| Quote #1
"If people were always kind and obedient to those who are cruel and unjust, the wicked people would have it all their own way: they would never feel afraid, and so they would never alter, but would grow worse and worse. When we are struck at without a reason, we should strike back again very hard; I am sure we should – so hard as to teach the person who struck us never to do it again. […] I must dislike those who, whatever I do to please them, persist in liking me; I must resist those who punish me unjustly. It is as natural as that I should love those who show me affection, or submit to punishment when I feel it is deserved." (1.6.50, 52)

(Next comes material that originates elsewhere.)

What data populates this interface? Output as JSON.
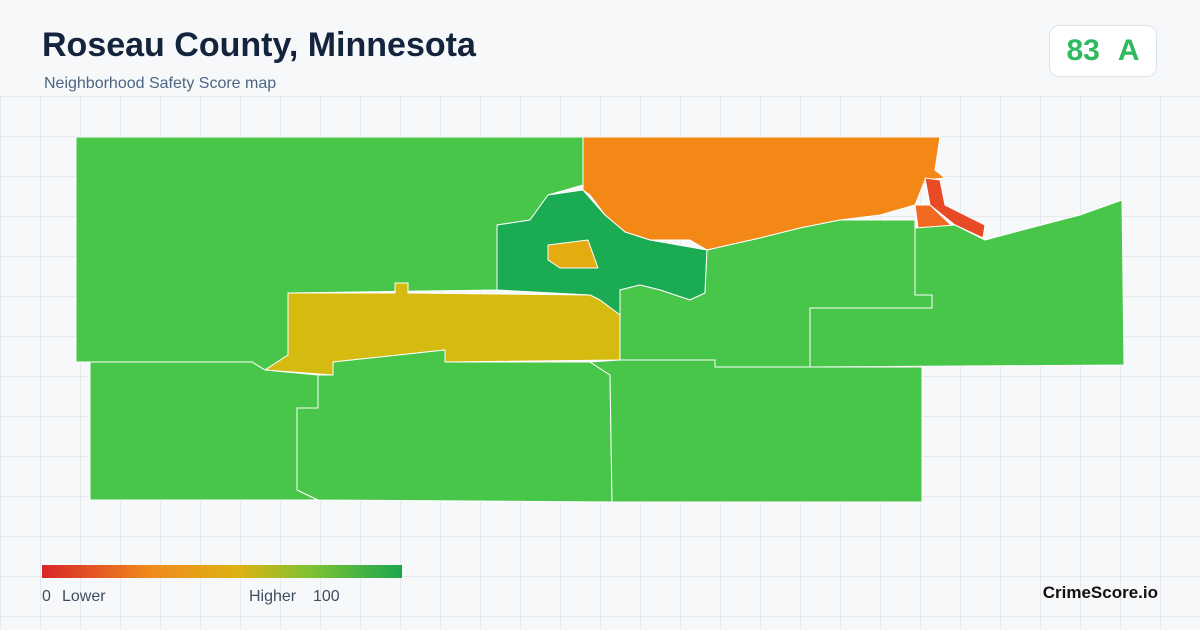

Here Jane is responding to Helen Burns, who argues that you should "return good for evil," "turn the other cheek," "love your enemies," and all that sort of good Christian forgiveness stuff. Jane (remember she’s only ten at this point) can’t quite agree with this; she doesn’t see any reason to "bless them that curse you," because then they’ll get away with it! Jane’s childhood ideas of justice are strict and exact – more like the Old Testament "eye for an eye" laws of retaliation than Helen’s New Testament charity. It’ll be interesting to see whether Jane’s ideas change over time and, if so, exactly how.
| Quote #2
"If all the world hated you, and believed you wicked, while your own conscience approved you, and absolved you from guilt, you would not be without friends."
Jane’s convinced that she wouldn’t be able to stick to her moral guns (so to speak) if doing so meant that she was alone and friendless. Wouldn’t it be so weird if that was exactly what she had to learn to do by the end of the novel?
| Quote #3
"Nature meant me to be, on the whole, a good man, Miss Eyre: one of the better end; and you see I am not so. […] Then take my word for it, – I am not a villain: you are not to suppose that – not to attribute to me any such bad eminence; but, owing, I verily believe, rather to circumstances than to my natural bent, I am a trite common-place sinner, hackneyed in all the poor petty dissipations with which the rich and worthless try to put on life." (1.14.61)
Before Jane even really knows Rochester, he’s claiming he’s really not that bad a guy. We think the gentleman doth protest too much.